Summary
“It was about this time I conceiv’d the bold and arduous Project of arriving at moral Perfection,” Franklin writes. “As I knew, or thought I knew, what was right and wrong, I did not see why I might not always do the one and avoid the other.” He soon found the task “of more Difficulty than I had imagined,” but decided that one’s bad deeds resulted from bad habits, and that with concentration one could substitute good habits for the bad ones. He decided that 13 virtues were either necessary or desirable, arranged them so that the first acquired could help in assimilating the second, and so on:
1. TEMPERANCE: Eat not to Dulness. Drink not to Elevation.
2. SILENCE: Speak not but what may benefit others or yourself. Avoid trifling Conversation.
3. ORDER: Let all your Things have their Places. Let each Part of your Business have its Time.
4. RESOLUTION: Resolve to perform what you ought. Perform without fail what you resolve.
5. FRUGALITY: Make no Expense but to do good to others or yourself: i.e. Waste nothing.
6. INDUSTRY: Lose no Time. Be always employ’d in something useful. Cut off all unnecessary Actions.
7. SINCERITY: Use no hurtful Deceit. Think innocently and justly; and, if you speak, speak accordingly.
8. JUSTICE: Wrong none, by doing Injuries or omitting the Benefits that are your Duty.
9. MODERATION: Avoid Extremes. Forbear resenting Injuries so much as you think they deserve.
10. CLEANLINESS: Tolerate no Uncleanliness in Body, Clothes, or Habitation.
11. TRANQUILITY: Be not disturbed at Trifles, or at Accidents common or unavoidable.
12. CHASTITY: Rarely use Venery but for Health or Offspring; Never to Dulness, Weakness, or the Injury of your own or another’s Peace or Reputation.
13. HUMILITY: Imitate Jesus and Socrates.
Franklin allotted himself one week to acquire each new virtue. And in order to see his progress, he made a record book and gave himself a black mark each time he failed to exhibit a virtue on which he was working. He also made a schedule for his day, allotting seven hours for sleep, eight for work, and nine for planning, reviewing, reflecting, eating, relaxing, and reading. Though he found that he was “fuller of Faults than [he] had imagined,” Franklin also found that he “had the Satisfaction of seeing them diminish.” He was never good at order or humility; the latter, in fact, had been added somewhat later than the others because a friend convinced him that he was justly suspected of being proud. He later learned that “there is, perhaps, no one of our natural passions so hard to subdue” as pride; he even wondered, had he conquered pride, whether he wouldn’t have been proud of his humility. But he carefully simulated the appearance of humility, if not the reality of it. And though he never attained perfection, he still felt better and happier from having attempted it. He felt, in fact, that all his past blessings of health, prosperity, reputation and popularity were due to these efforts.
Analysis
Franklin’s plan to attain perfection astonishes the modern reader for many reasons, among them the assumptions on which such a plan was based. For our author assumed not only that man is perfectible but also that the perfecting can be completed fairly quickly. Franklin assumed that man is reasonable, that through his reason he can control himself, and that he can resolve, at a given moment, to unlearn “bad habits” of thought and action and substitute good ones. He also assumed that what one should do in any given situation, the kind of action “good habits” would dictate, would be easy to identify.

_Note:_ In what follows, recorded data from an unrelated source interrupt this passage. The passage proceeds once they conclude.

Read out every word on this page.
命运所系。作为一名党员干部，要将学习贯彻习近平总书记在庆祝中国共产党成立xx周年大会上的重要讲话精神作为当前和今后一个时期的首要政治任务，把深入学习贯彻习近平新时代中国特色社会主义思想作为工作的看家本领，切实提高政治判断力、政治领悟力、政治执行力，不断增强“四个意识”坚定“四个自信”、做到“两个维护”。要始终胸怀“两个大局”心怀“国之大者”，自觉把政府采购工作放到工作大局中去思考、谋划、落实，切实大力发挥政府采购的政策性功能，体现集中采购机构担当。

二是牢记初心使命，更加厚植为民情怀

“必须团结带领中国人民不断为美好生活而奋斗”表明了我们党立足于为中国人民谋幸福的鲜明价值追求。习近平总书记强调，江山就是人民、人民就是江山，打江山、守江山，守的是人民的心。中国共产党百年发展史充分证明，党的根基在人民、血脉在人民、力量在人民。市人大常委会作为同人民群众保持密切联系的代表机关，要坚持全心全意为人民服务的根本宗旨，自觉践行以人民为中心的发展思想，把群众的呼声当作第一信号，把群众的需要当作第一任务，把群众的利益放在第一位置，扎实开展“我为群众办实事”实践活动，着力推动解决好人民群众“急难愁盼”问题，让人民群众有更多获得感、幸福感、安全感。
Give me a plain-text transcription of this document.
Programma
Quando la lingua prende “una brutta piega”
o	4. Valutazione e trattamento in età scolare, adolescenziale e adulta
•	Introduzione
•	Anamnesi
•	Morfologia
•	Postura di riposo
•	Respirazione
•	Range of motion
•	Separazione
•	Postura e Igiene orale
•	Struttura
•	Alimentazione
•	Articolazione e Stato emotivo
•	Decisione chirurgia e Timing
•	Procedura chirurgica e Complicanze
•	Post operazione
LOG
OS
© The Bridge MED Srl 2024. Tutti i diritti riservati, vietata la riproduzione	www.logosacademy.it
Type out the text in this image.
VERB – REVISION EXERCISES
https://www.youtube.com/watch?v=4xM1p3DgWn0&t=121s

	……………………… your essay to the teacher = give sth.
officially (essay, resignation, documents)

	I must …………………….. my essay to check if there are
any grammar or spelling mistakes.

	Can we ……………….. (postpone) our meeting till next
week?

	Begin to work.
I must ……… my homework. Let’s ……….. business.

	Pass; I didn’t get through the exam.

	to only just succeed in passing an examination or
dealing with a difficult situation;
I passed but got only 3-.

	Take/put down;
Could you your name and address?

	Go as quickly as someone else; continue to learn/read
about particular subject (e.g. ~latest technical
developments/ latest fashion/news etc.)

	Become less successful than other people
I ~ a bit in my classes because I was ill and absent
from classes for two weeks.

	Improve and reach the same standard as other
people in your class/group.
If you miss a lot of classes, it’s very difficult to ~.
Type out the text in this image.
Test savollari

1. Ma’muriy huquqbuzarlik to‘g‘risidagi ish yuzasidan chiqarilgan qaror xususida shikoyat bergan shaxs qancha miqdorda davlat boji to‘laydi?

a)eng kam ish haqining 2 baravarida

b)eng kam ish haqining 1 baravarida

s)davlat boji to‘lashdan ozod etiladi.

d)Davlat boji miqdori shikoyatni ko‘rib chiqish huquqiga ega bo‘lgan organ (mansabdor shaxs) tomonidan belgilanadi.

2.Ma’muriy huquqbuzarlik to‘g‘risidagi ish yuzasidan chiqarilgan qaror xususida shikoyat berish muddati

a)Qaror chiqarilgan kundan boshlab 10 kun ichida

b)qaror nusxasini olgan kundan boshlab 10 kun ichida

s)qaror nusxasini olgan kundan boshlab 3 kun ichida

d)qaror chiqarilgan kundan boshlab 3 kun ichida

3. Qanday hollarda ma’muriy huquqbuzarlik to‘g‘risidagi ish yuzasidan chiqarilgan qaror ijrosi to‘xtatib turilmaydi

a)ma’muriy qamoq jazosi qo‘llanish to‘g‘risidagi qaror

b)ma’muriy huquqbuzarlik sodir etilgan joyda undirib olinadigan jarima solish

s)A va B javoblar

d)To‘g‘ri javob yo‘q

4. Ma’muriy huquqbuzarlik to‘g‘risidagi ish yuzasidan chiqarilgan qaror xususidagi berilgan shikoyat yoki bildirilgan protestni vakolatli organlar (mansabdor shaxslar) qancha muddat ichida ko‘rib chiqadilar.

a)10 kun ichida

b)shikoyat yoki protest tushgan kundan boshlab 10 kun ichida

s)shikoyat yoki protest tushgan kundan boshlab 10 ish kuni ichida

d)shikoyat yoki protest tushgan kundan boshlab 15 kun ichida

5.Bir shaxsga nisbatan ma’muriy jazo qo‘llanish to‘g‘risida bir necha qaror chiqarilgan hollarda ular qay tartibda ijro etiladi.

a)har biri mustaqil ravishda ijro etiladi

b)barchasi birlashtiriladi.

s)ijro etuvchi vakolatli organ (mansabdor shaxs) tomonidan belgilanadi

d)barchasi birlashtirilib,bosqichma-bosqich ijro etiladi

Franklin’s view of man lacks the complexity one acknowledges in a post-Freudian world. But if he appears at points in-tolerably optimistic about human nature, he also acknowledges his failure to attain perfection with a modern, ironic sense of humor that still makes him likable. Having seen that perfection would never be his, he decided that such a condition “might be a Kind of Foppery in Morals, which if it were known would make me ridiculous; that a perfect Character might be attended with the Inconvenience of being envied and hated; and that a benevolent Man should allow a few Faults in himself, to keep his Friends in Countenance.”
Franklin always assumed that virtue was worth pursuing because of its practical benefits, not because of some abstract worth. Order, resolution, and industry, for example, he felt would lead to affluence and independence. And once these last two qualities were achieved, sincerity and justice would be easier to afford. His approach to specific virtues was therefore a practical one. In learning silence, he allowed himself to speak what would benefit him, and in learning frugality, to incur expense that would do him good. It is not surprising, when the spirit behind this list is understood, that the original group of twelve virtues includes both temperance and moderation. For Franklin obviously believed that even one’s virtues should be cultivated within moderate bounds, in order to foster happiness, and never as ends in themselves.
His questionable worldview put aside, Franklin’s list impresses on a purely literary level. His explanatory maxims are models of well-turned phrases: pointed, concise, clear, and memorable as balanced aphorisms. If the list suggests why Franklin is no longer consulted as a philosopher, it also illustrates why he is still admired as a prose stylist.